Encoding categorical variables using likelihood estimation

I am trying to understand how I can encode categorical variables using likelihood estimation, but have had little success so far.

Any suggestions would be greatly appreciated.

• What to do while prediction time when we don't have target label? Mar 6 '18 at 10:30

I was learning this topic too, and these are what I found:

• This type of encoding is called likelihood encoding, impact coding or target coding

• The idea is encoding your categorical variable with the use of target variable (continuous or categorical depending on the task). For example, if you have regression task, you can encode your categorical variable with the mean of the target. For every category, you calculate the corresponding mean of the target (among this category) and replace the value of a category with this mean.

• If you have classification task, you calculate the relative frequency of your target with respect to every category value.

• From a mathematical point of view, this encoding means a probability of your target, conditional on each category value.
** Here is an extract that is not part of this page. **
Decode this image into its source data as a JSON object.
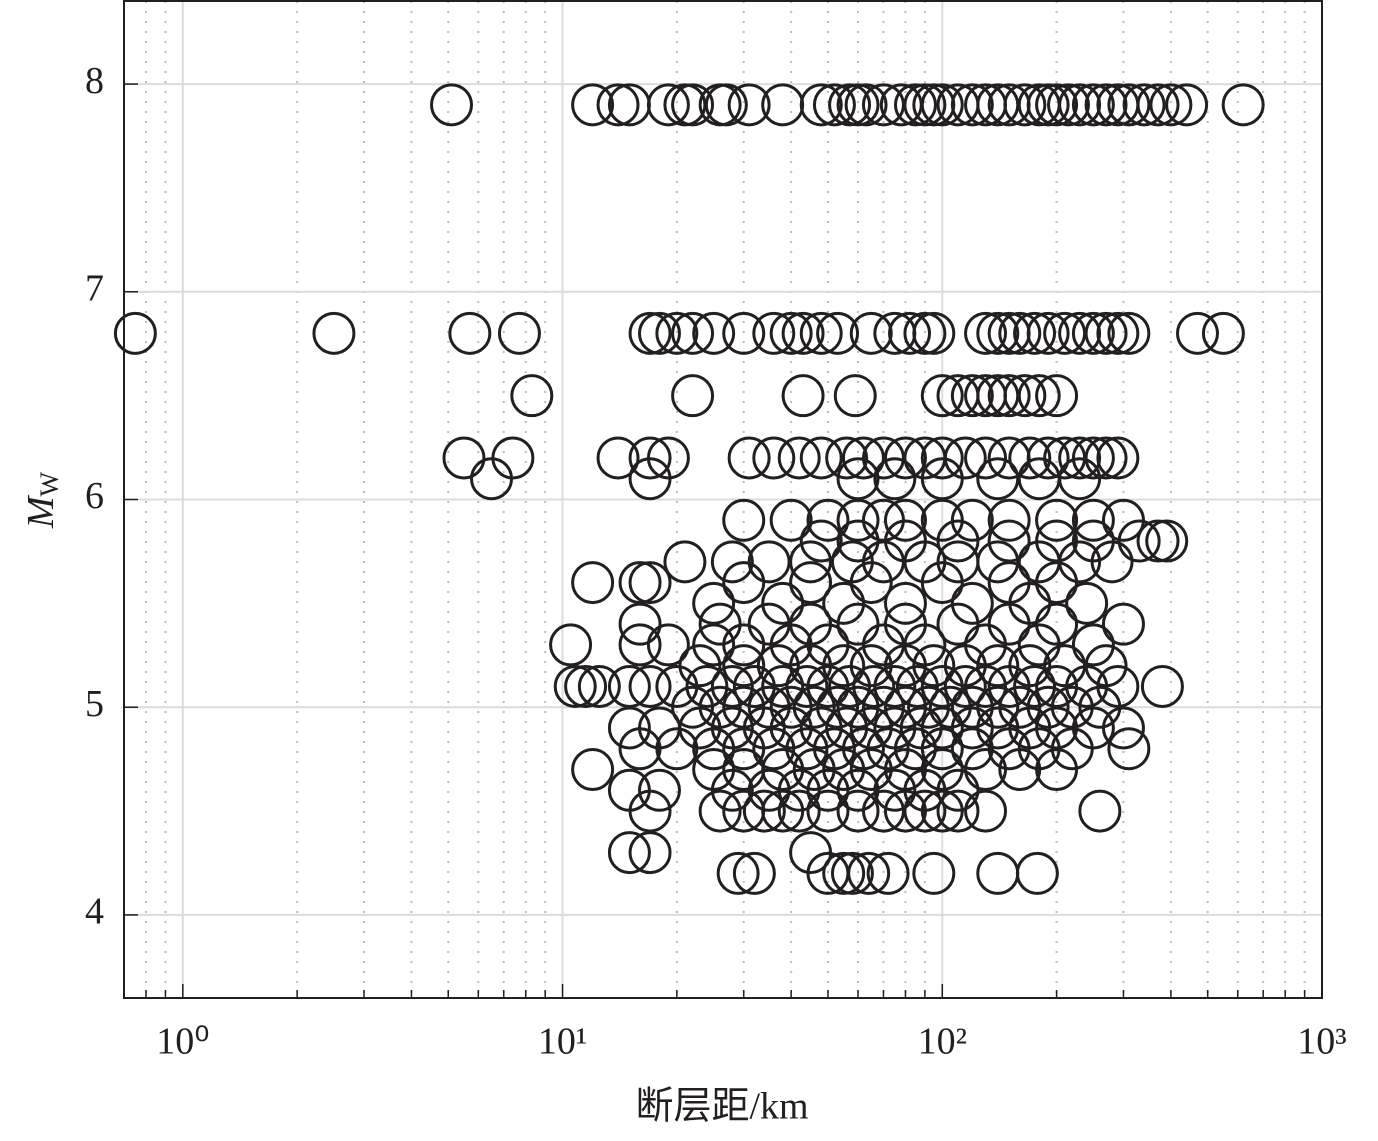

• If you do it in a simple way, how I described above, you will probably get a biased estimation. That's why in Kaggle community they usually use 2 levels of cross-validation. Read this comment by raddar here. The corresponding notebook is here.

The quote:

It's taking mean value of y. But not plain mean, but in cross-validation within cross-validation way;

Let's say we have 20-fold cross validation. we need somehow to calculate mean value of the feature for #1 fold using information from #2-#20 folds only.

So, you take #2-#20 folds, create another cross validation set within it (i did 10-fold). calculate means for every leave-one-out fold (in the end you get 10 means). You average these 10 means and apply that vector for your primary #1 validation set. Repeat that for remaining 19 folds.

It is tough to explain, hard to understand and to master :) But if done correctly it can bring many benefits:)

• Another implementation of this encoding is here.

• In R library vtreat they have implementation of impact encoding. See this post.

• In CatBoost library they have a lot of options for categorical variable encoding including target encoding.

• There is no such encoding in sklearn yet.

UPDATE: There is a nice package for sklearn models and pipelines! https://github.com/scikit-learn-contrib/category_encoders

• There is Target Encoding in Sklearn-contrib Category Encoders
– josh
Apr 13 '18 at 10:28
• How would you implement feature interaction in case you use target encoding? For example, you target-encoded F1 and F2. Would you just multiply the encoded values F1*F2? Jul 17 '18 at 19:45
• If you calculate the mean for each LOO fold, then you take average of them, it is exactly the same as you are taking the mean of #2-#20 fold, I dont see why this can be considered as CV. Also I dont understand what he means by "vector" when he averages those 10 means. Feb 20 '19 at 10:36
• A late comment; the target encoding in Category Encoders is a simple mean encoding; it does not perform the folds-within-folds regularization described by raddar. Mar 24 '19 at 7:40

Target encoding is now available in sklearn through the category_encoders package.

Target Encoder

class category_encoders.target_encoder.TargetEncoder(verbose=0, cols=None, drop_invariant=False, return_df=True, impute_missing=True, handle_unknown='impute', min_samples_leaf=1, smoothing=1)

Target Encode for categorical features. Based on leave one out approach.

As noted by josh in the comment above.

Likelihood encoding is still not available on scikit learn. You may do it by creating a dictionary, and then do a replace function.